Accounting standards

In applying accounting standards, the company’s management may exercise judgment, make estimates and, when possible, choose the standards it wishes to adopt. Therefore, the choice of accounting policies a company applies can make a significant difference. Earnings per share vary based on which accounting standards are  applied and what the income tax rates are in the countries and jurisdictions in which the company and its subsidiaries operate.

The external auditors’ report

The external auditor’s report also contains useful information. For example, if a company is facing major difficulties, the external auditor’s report must state that there is a material risk that the company may not be able to continue as a going concern. The auditor’s report also describes other important information related to the audit. Will you be able interpret all of it?
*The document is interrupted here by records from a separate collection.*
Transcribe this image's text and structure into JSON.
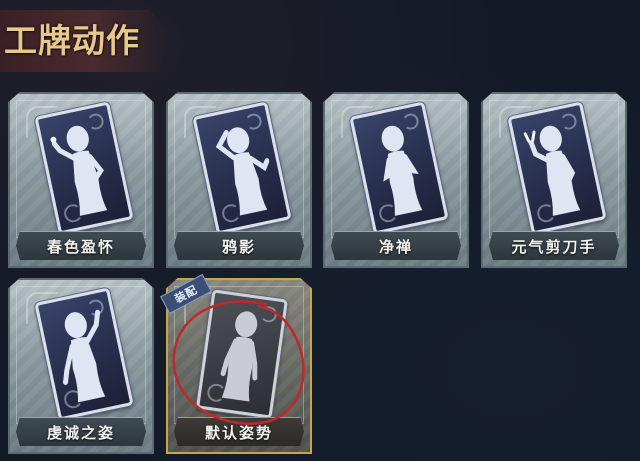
{
  "header": {
    "title": "工牌动作"
  },
  "cards": [
    {
      "label": "春色盈怀",
      "pose": "flower",
      "equipped": false
    },
    {
      "label": "鸦影",
      "pose": "crow",
      "equipped": false
    },
    {
      "label": "净禅",
      "pose": "zen",
      "equipped": false
    },
    {
      "label": "元气剪刀手",
      "pose": "peace",
      "equipped": false
    },
    {
      "label": "虔诚之姿",
      "pose": "pray",
      "equipped": false
    },
    {
      "label": "默认姿势",
      "pose": "default",
      "equipped": true,
      "badge": "装配"
    }
  ],
  "colors": {
    "background": "#121a26",
    "title": "#e7c98e",
    "equipped_border": "#c8a548",
    "annotation": "#c0282a"
  }
}
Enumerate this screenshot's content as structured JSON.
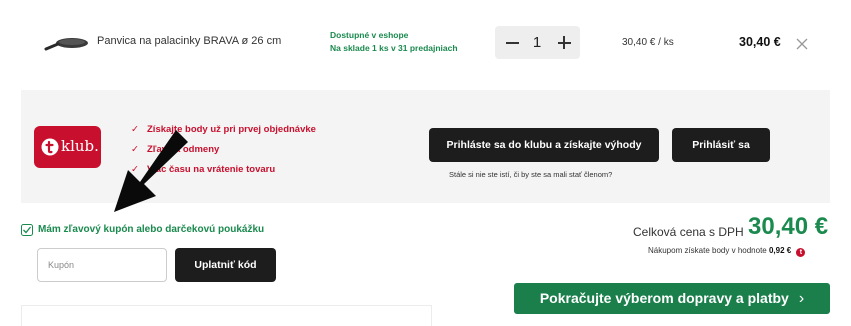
{
  "product": {
    "image_icon": "frying-pan-icon",
    "name": "Panvica na palacinky BRAVA ø 26 cm",
    "availability_line1": "Dostupné v eshope",
    "availability_line2": "Na sklade 1 ks v 31 predajniach",
    "quantity": "1",
    "unit_price": "30,40 € / ks",
    "total_price": "30,40 €",
    "remove_icon": "close-icon"
  },
  "club": {
    "logo_text": "klub.",
    "benefits": [
      "Získajte body už pri prvej objednávke",
      "Zľavy a odmeny",
      "Viac času na vrátenie tovaru"
    ],
    "join_button": "Prihláste sa do klubu a získajte výhody",
    "login_button": "Prihlásiť sa",
    "note": "Stále si nie ste istí, či by ste sa mali stať členom?"
  },
  "coupon": {
    "checkbox_label": "Mám zľavový kupón alebo darčekovú poukážku",
    "checked": true,
    "input_placeholder": "Kupón",
    "input_value": "",
    "apply_button": "Uplatniť kód"
  },
  "summary": {
    "total_label": "Celková cena s DPH",
    "total_value": "30,40 €",
    "points_text": "Nákupom získate body v hodnote",
    "points_value": "0,92 €",
    "continue_button": "Pokračujte výberom dopravy a platby"
  },
  "colors": {
    "brand_green": "#1a7f4b",
    "brand_red": "#c8102e",
    "dark_button": "#1d1d1d"
  }
}
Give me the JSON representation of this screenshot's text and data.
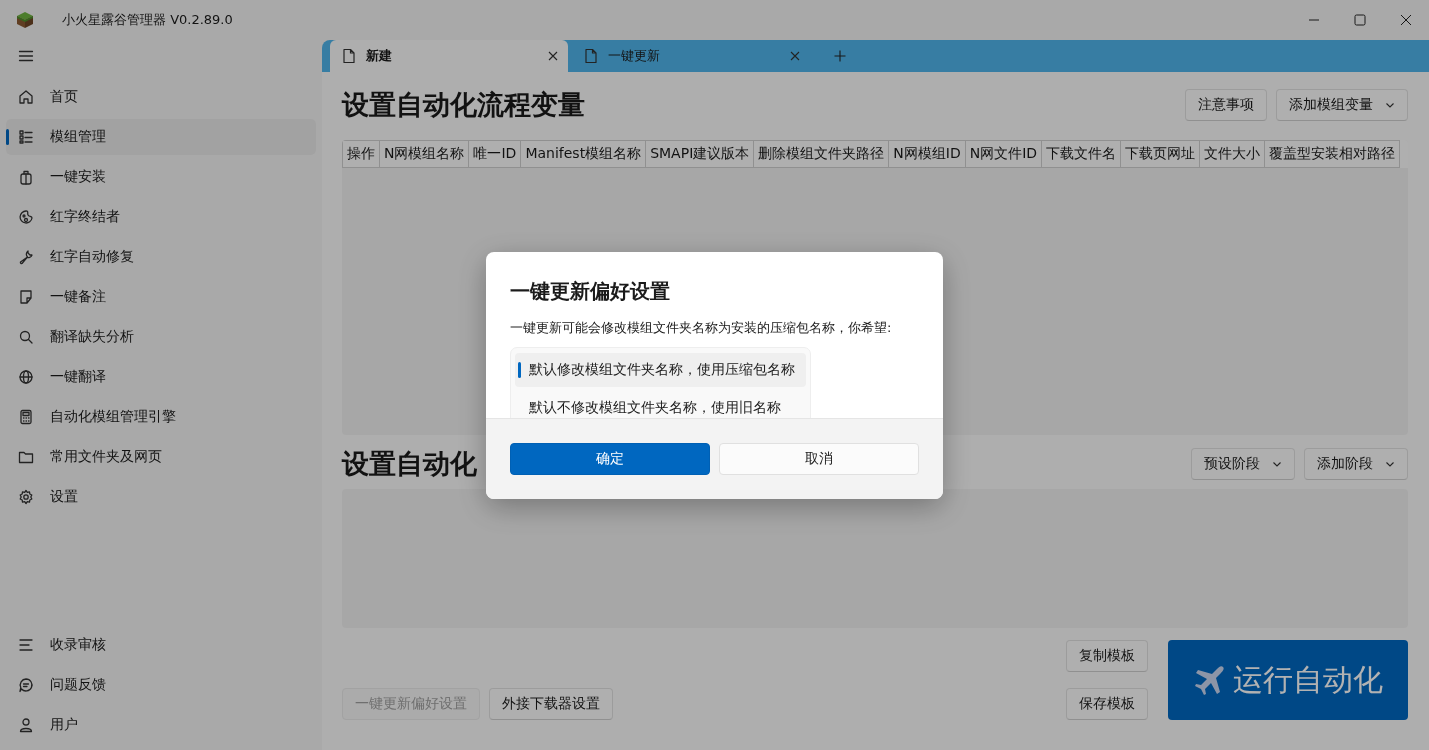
{
  "window": {
    "title": "小火星露谷管理器 V0.2.89.0"
  },
  "sidebar": {
    "items": [
      {
        "label": "首页",
        "selected": false
      },
      {
        "label": "模组管理",
        "selected": true
      },
      {
        "label": "一键安装",
        "selected": false
      },
      {
        "label": "红字终结者",
        "selected": false
      },
      {
        "label": "红字自动修复",
        "selected": false
      },
      {
        "label": "一键备注",
        "selected": false
      },
      {
        "label": "翻译缺失分析",
        "selected": false
      },
      {
        "label": "一键翻译",
        "selected": false
      },
      {
        "label": "自动化模组管理引擎",
        "selected": false
      },
      {
        "label": "常用文件夹及网页",
        "selected": false
      },
      {
        "label": "设置",
        "selected": false
      }
    ],
    "footer_items": [
      {
        "label": "收录审核",
        "selected": false
      },
      {
        "label": "问题反馈",
        "selected": false
      },
      {
        "label": "用户",
        "selected": false
      }
    ]
  },
  "tabs": [
    {
      "label": "新建",
      "selected": true
    },
    {
      "label": "一键更新",
      "selected": false
    }
  ],
  "variables_section": {
    "title": "设置自动化流程变量",
    "buttons": [
      {
        "label": "注意事项",
        "dropdown": false
      },
      {
        "label": "添加模组变量",
        "dropdown": true
      }
    ],
    "table": {
      "columns": [
        "操作",
        "N网模组名称",
        "唯一ID",
        "Manifest模组名称",
        "SMAPI建议版本",
        "删除模组文件夹路径",
        "N网模组ID",
        "N网文件ID",
        "下载文件名",
        "下载页网址",
        "文件大小",
        "覆盖型安装相对路径"
      ]
    }
  },
  "stages_section": {
    "title": "设置自动化",
    "buttons": [
      {
        "label": "预设阶段",
        "dropdown": true
      },
      {
        "label": "添加阶段",
        "dropdown": true
      }
    ]
  },
  "footer": {
    "left_buttons": [
      {
        "label": "一键更新偏好设置",
        "disabled": true
      },
      {
        "label": "外接下载器设置",
        "disabled": false
      }
    ],
    "template_buttons": [
      "复制模板",
      "保存模板"
    ],
    "run_button": "运行自动化"
  },
  "dialog": {
    "title": "一键更新偏好设置",
    "message": "一键更新可能会修改模组文件夹名称为安装的压缩包名称，你希望:",
    "options": [
      {
        "label": "默认修改模组文件夹名称，使用压缩包名称",
        "selected": true
      },
      {
        "label": "默认不修改模组文件夹名称，使用旧名称",
        "selected": false
      }
    ],
    "buttons": [
      {
        "label": "确定",
        "kind": "primary"
      },
      {
        "label": "取消",
        "kind": "secondary"
      }
    ]
  }
}
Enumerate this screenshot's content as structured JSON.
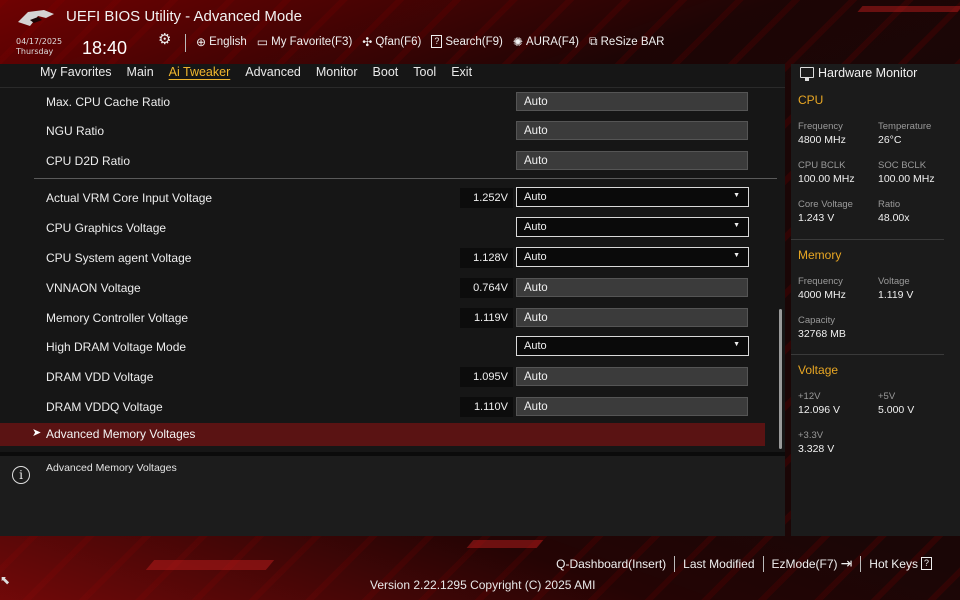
{
  "header": {
    "title": "UEFI BIOS Utility - Advanced Mode",
    "date": "04/17/2025",
    "weekday": "Thursday",
    "time": "18:40",
    "toolbar": [
      {
        "icon": "globe-icon",
        "glyph": "⊕",
        "label": "English"
      },
      {
        "icon": "favorite-icon",
        "glyph": "▭",
        "label": "My Favorite(F3)"
      },
      {
        "icon": "fan-icon",
        "glyph": "✣",
        "label": "Qfan(F6)"
      },
      {
        "icon": "search-icon",
        "glyph": "?",
        "label": "Search(F9)"
      },
      {
        "icon": "aura-icon",
        "glyph": "✺",
        "label": "AURA(F4)"
      },
      {
        "icon": "resize-bar-icon",
        "glyph": "⧉",
        "label": "ReSize BAR"
      }
    ]
  },
  "nav": {
    "tabs": [
      "My Favorites",
      "Main",
      "Ai Tweaker",
      "Advanced",
      "Monitor",
      "Boot",
      "Tool",
      "Exit"
    ],
    "active": "Ai Tweaker"
  },
  "settings": [
    {
      "label": "Max. CPU Cache Ratio",
      "reading": "",
      "value": "Auto",
      "control": "field"
    },
    {
      "label": "NGU Ratio",
      "reading": "",
      "value": "Auto",
      "control": "field"
    },
    {
      "label": "CPU D2D Ratio",
      "reading": "",
      "value": "Auto",
      "control": "field"
    },
    {
      "label": "Actual VRM Core Input Voltage",
      "reading": "1.252V",
      "value": "Auto",
      "control": "dropdown"
    },
    {
      "label": "CPU Graphics Voltage",
      "reading": "",
      "value": "Auto",
      "control": "dropdown"
    },
    {
      "label": "CPU System agent Voltage",
      "reading": "1.128V",
      "value": "Auto",
      "control": "dropdown"
    },
    {
      "label": "VNNAON Voltage",
      "reading": "0.764V",
      "value": "Auto",
      "control": "field"
    },
    {
      "label": "Memory Controller Voltage",
      "reading": "1.119V",
      "value": "Auto",
      "control": "field"
    },
    {
      "label": "High DRAM Voltage Mode",
      "reading": "",
      "value": "Auto",
      "control": "dropdown"
    },
    {
      "label": "DRAM VDD Voltage",
      "reading": "1.095V",
      "value": "Auto",
      "control": "field"
    },
    {
      "label": "DRAM VDDQ Voltage",
      "reading": "1.110V",
      "value": "Auto",
      "control": "field"
    }
  ],
  "submenu": {
    "arrow": "➤",
    "label": "Advanced Memory Voltages"
  },
  "help": {
    "icon_glyph": "i",
    "text": "Advanced Memory Voltages"
  },
  "hardware_monitor": {
    "title": "Hardware Monitor",
    "cpu": {
      "title": "CPU",
      "items": [
        {
          "key": "Frequency",
          "value": "4800 MHz"
        },
        {
          "key": "Temperature",
          "value": "26°C"
        },
        {
          "key": "CPU BCLK",
          "value": "100.00 MHz"
        },
        {
          "key": "SOC BCLK",
          "value": "100.00 MHz"
        },
        {
          "key": "Core Voltage",
          "value": "1.243 V"
        },
        {
          "key": "Ratio",
          "value": "48.00x"
        }
      ]
    },
    "memory": {
      "title": "Memory",
      "items": [
        {
          "key": "Frequency",
          "value": "4000 MHz"
        },
        {
          "key": "Voltage",
          "value": "1.119 V"
        },
        {
          "key": "Capacity",
          "value": "32768 MB"
        }
      ]
    },
    "voltage": {
      "title": "Voltage",
      "items": [
        {
          "key": "+12V",
          "value": "12.096 V"
        },
        {
          "key": "+5V",
          "value": "5.000 V"
        },
        {
          "key": "+3.3V",
          "value": "3.328 V"
        }
      ]
    }
  },
  "footer": {
    "links": [
      "Q-Dashboard(Insert)",
      "Last Modified",
      "EzMode(F7)",
      "Hot Keys"
    ],
    "ezmode_glyph": "⇥",
    "hotkeys_glyph": "?",
    "copyright": "Version 2.22.1295 Copyright (C) 2025 AMI"
  },
  "colors": {
    "accent": "#e8a623",
    "active_tab": "#f1b72e",
    "selected_row": "#5a1313"
  }
}
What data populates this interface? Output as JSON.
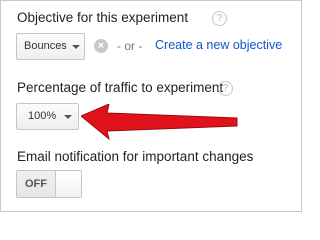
{
  "objective": {
    "label": "Objective for this experiment",
    "help_icon": "?",
    "dropdown_value": "Bounces",
    "clear_icon": "×",
    "or_text": "- or -",
    "create_link": "Create a new objective"
  },
  "traffic": {
    "label": "Percentage of traffic to experiment",
    "help_icon": "?",
    "dropdown_value": "100%"
  },
  "email": {
    "label": "Email notification for important changes",
    "toggle_state": "OFF"
  },
  "annotation": {
    "arrow_color": "#e0121b"
  }
}
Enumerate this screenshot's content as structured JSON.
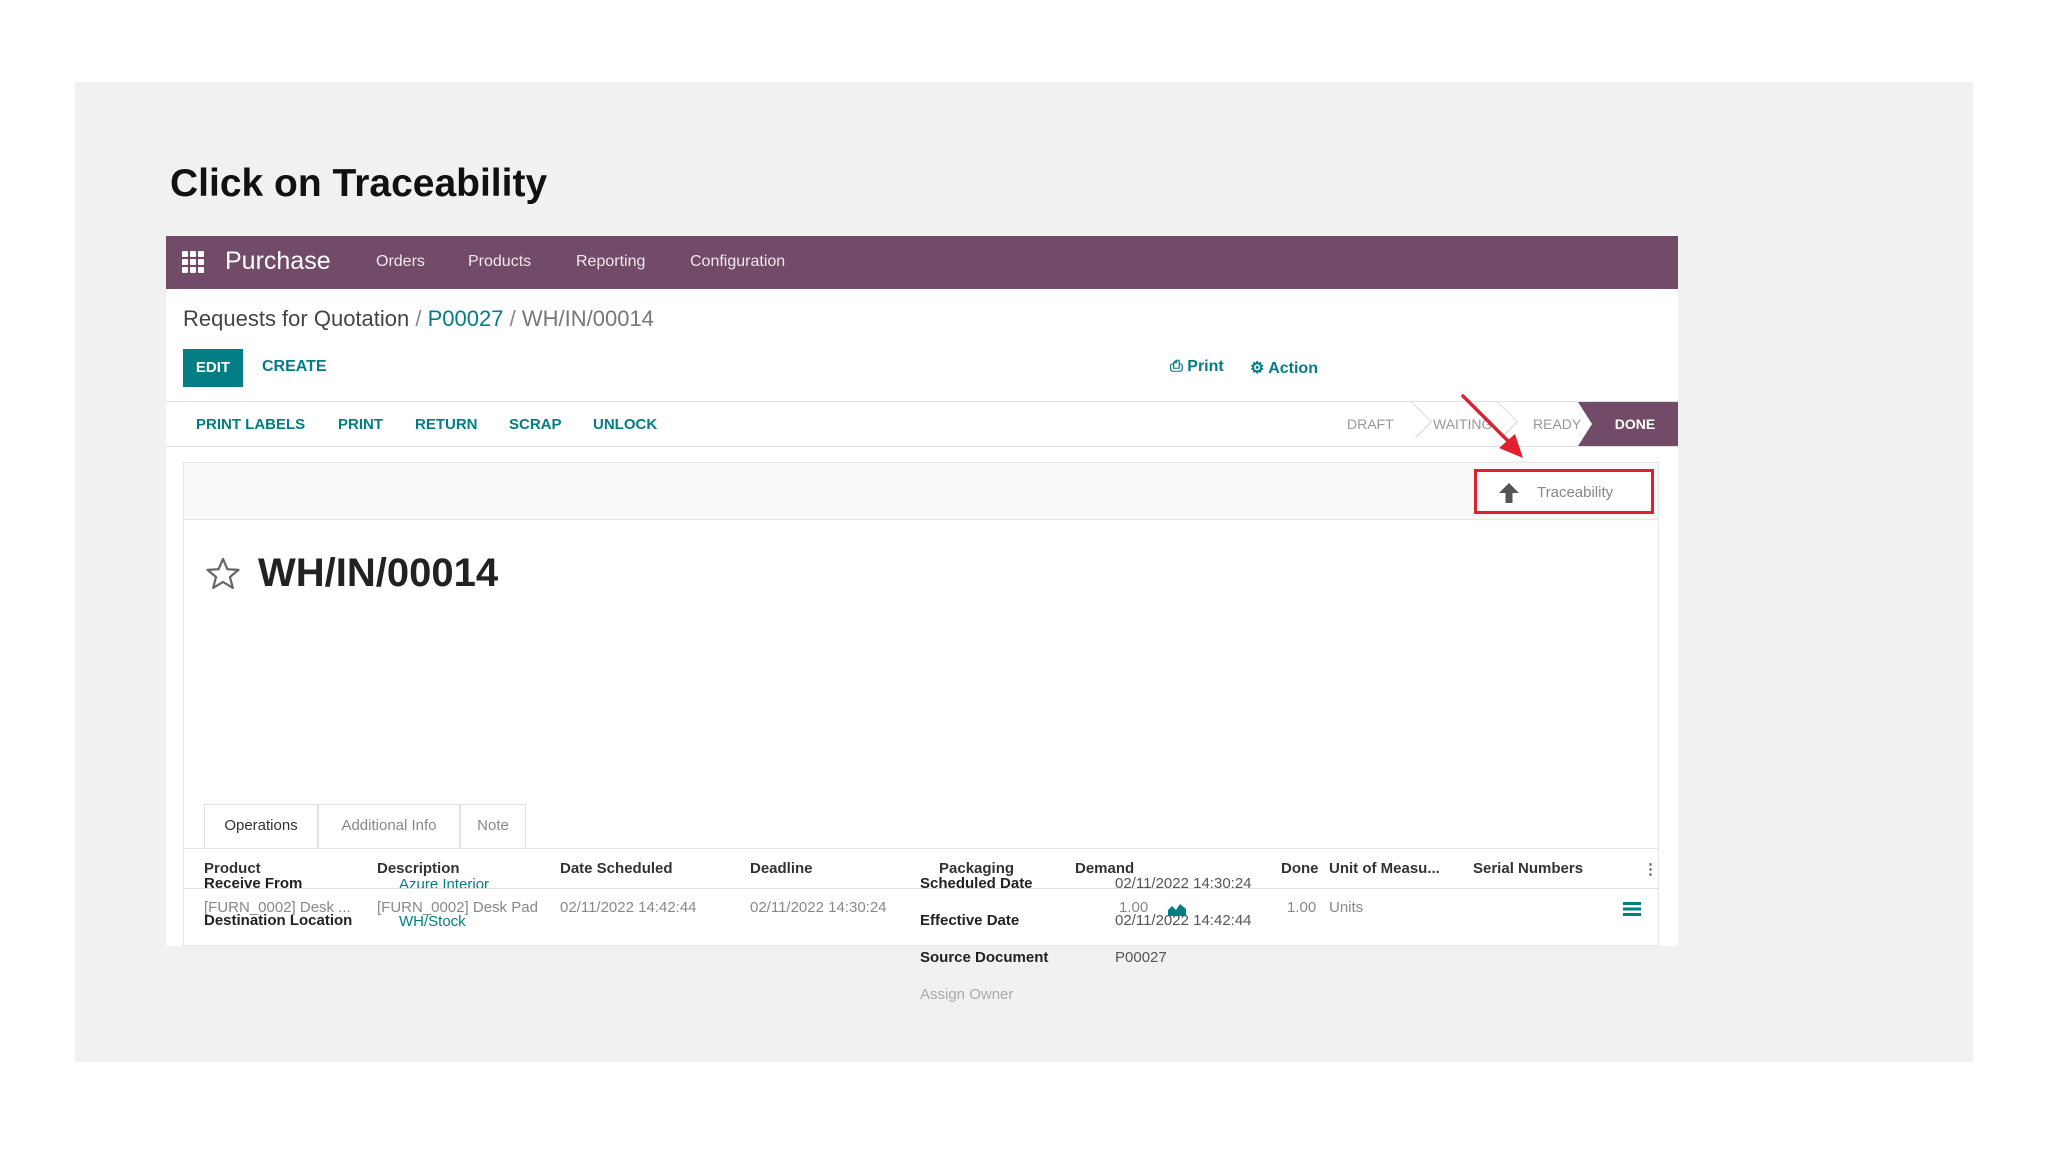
{
  "instruction": "Click on Traceability",
  "navbar": {
    "app_name": "Purchase",
    "menu": [
      "Orders",
      "Products",
      "Reporting",
      "Configuration"
    ]
  },
  "breadcrumb": {
    "root": "Requests for Quotation",
    "sep": "/",
    "parent": "P00027",
    "current": "WH/IN/00014"
  },
  "control": {
    "edit": "EDIT",
    "create": "CREATE",
    "print": "Print",
    "action": "Action"
  },
  "statusbar": {
    "buttons": [
      "PRINT LABELS",
      "PRINT",
      "RETURN",
      "SCRAP",
      "UNLOCK"
    ],
    "stages": [
      "DRAFT",
      "WAITING",
      "READY",
      "DONE"
    ],
    "active_stage": "DONE"
  },
  "smart_button": {
    "label": "Traceability",
    "icon": "arrow-up-icon"
  },
  "record": {
    "title": "WH/IN/00014",
    "left_fields": [
      {
        "label": "Receive From",
        "value": "Azure Interior"
      },
      {
        "label": "Destination Location",
        "value": "WH/Stock"
      }
    ],
    "right_fields": [
      {
        "label": "Scheduled Date",
        "value": "02/11/2022 14:30:24"
      },
      {
        "label": "Effective Date",
        "value": "02/11/2022 14:42:44"
      },
      {
        "label": "Source Document",
        "value": "P00027"
      },
      {
        "label": "Assign Owner",
        "value": ""
      }
    ]
  },
  "tabs": [
    "Operations",
    "Additional Info",
    "Note"
  ],
  "table": {
    "columns": [
      "Product",
      "Description",
      "Date Scheduled",
      "Deadline",
      "Packaging",
      "Demand",
      "Done",
      "Unit of Measu...",
      "Serial Numbers"
    ],
    "rows": [
      {
        "product": "[FURN_0002] Desk ...",
        "description": "[FURN_0002] Desk Pad",
        "date_scheduled": "02/11/2022 14:42:44",
        "deadline": "02/11/2022 14:30:24",
        "packaging": "",
        "demand": "1.00",
        "done": "1.00",
        "uom": "Units"
      }
    ]
  },
  "colors": {
    "brand": "#714b67",
    "accent": "#017e84",
    "highlight": "#e02030"
  }
}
Other published information

Most company websites have an “Investor relations” section and a “Newsroom” section containing the press releases they have issued.

Some companies also use social media platforms like Facebook and LinkedIn to publish material information. Others may even actively participate in forums or blogs to drum up excitement in their products and services, management decisions or good performance.

All of these sources represent a wealth of information: Before you invest, you should analyze it all to determine whether the company is doing well or not.